In Rapid City we stayed at a Best Western (Town 'N Country) motel for three nights.  The place was very comfortable. We used it as a base camp while we saw Mt Rushmore, Sturgis, Deadwood, and the Black Hills area. As others have said, there is a LOT to do in the Black Hills, and Mt. Rushmore, while interesting, is only a small part of the attractions.  On the last day we were planning to attend the nighttime lighting of the monument faces, but it was socked-in with fog. So much for that idea! 

Leaving Rapid City, we headed back west and spent a night in Cody, Wyoming, at the Skyline Inn motel (a convenient, if average, okay place.) The Buffalo Bill Museum in Cody is well worth the time to see it.  Really interesting.

From Cody we headed further west, entering Yellowstone again through the East Entrance to the Park, and making it to the Old Faithful Inn, where we spent our last night.  It was cool watching Old Faithful erupting in the moonlight.

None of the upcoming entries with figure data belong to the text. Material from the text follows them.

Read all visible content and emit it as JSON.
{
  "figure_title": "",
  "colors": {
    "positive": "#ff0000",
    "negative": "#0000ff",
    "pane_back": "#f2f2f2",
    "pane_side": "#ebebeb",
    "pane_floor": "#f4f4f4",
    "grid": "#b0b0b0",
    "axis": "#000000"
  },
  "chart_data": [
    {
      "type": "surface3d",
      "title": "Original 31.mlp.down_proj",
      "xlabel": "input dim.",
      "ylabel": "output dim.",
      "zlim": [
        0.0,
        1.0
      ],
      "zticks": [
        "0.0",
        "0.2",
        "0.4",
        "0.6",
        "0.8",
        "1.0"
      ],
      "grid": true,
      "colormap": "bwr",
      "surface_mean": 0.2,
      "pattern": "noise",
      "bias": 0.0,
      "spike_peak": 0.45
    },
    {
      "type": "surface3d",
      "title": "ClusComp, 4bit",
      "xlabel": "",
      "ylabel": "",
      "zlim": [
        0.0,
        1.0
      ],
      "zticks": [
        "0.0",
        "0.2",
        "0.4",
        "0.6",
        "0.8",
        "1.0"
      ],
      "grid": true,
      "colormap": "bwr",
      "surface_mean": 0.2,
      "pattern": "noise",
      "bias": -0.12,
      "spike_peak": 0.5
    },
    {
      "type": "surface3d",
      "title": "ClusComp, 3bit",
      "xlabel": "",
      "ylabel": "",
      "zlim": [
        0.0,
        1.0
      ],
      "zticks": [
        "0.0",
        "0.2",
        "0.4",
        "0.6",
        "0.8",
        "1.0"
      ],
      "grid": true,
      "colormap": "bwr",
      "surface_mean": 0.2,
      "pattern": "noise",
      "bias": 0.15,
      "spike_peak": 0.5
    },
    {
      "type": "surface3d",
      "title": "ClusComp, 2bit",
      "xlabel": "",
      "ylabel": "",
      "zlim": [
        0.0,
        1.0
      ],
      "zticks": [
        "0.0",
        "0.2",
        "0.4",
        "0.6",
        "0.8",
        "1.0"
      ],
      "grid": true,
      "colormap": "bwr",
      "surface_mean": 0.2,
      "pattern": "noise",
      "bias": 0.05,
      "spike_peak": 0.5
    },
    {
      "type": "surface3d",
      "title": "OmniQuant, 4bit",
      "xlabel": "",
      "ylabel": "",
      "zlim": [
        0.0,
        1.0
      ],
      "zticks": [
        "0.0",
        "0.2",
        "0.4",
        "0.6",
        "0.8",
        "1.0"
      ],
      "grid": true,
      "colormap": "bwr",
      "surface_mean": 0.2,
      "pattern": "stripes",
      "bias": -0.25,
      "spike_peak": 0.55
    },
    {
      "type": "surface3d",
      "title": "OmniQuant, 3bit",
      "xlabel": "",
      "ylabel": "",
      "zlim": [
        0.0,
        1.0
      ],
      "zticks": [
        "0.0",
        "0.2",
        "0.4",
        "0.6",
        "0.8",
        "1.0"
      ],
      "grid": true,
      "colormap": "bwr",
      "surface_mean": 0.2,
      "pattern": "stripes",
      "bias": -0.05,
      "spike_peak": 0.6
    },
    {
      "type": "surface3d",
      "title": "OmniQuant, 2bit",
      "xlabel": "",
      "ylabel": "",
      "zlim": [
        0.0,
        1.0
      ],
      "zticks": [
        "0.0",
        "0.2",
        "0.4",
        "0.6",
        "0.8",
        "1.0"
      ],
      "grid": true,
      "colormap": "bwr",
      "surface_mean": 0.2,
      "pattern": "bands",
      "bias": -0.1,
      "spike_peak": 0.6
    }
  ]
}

Next day we took a leisurely drive back up out the North Entrance, and made our way back to Bozeman for our flight home.  It all worked out really well, we saw a lot of great sites, and we never felt like we were stuck in the car for very long.  I'd do it all again with few changes. (The crappy motel in Jackson was the only downer. LOL!)

Hope this helps a bit.  Feel free to ask any questions.  I'm happy to share.

Dave


----------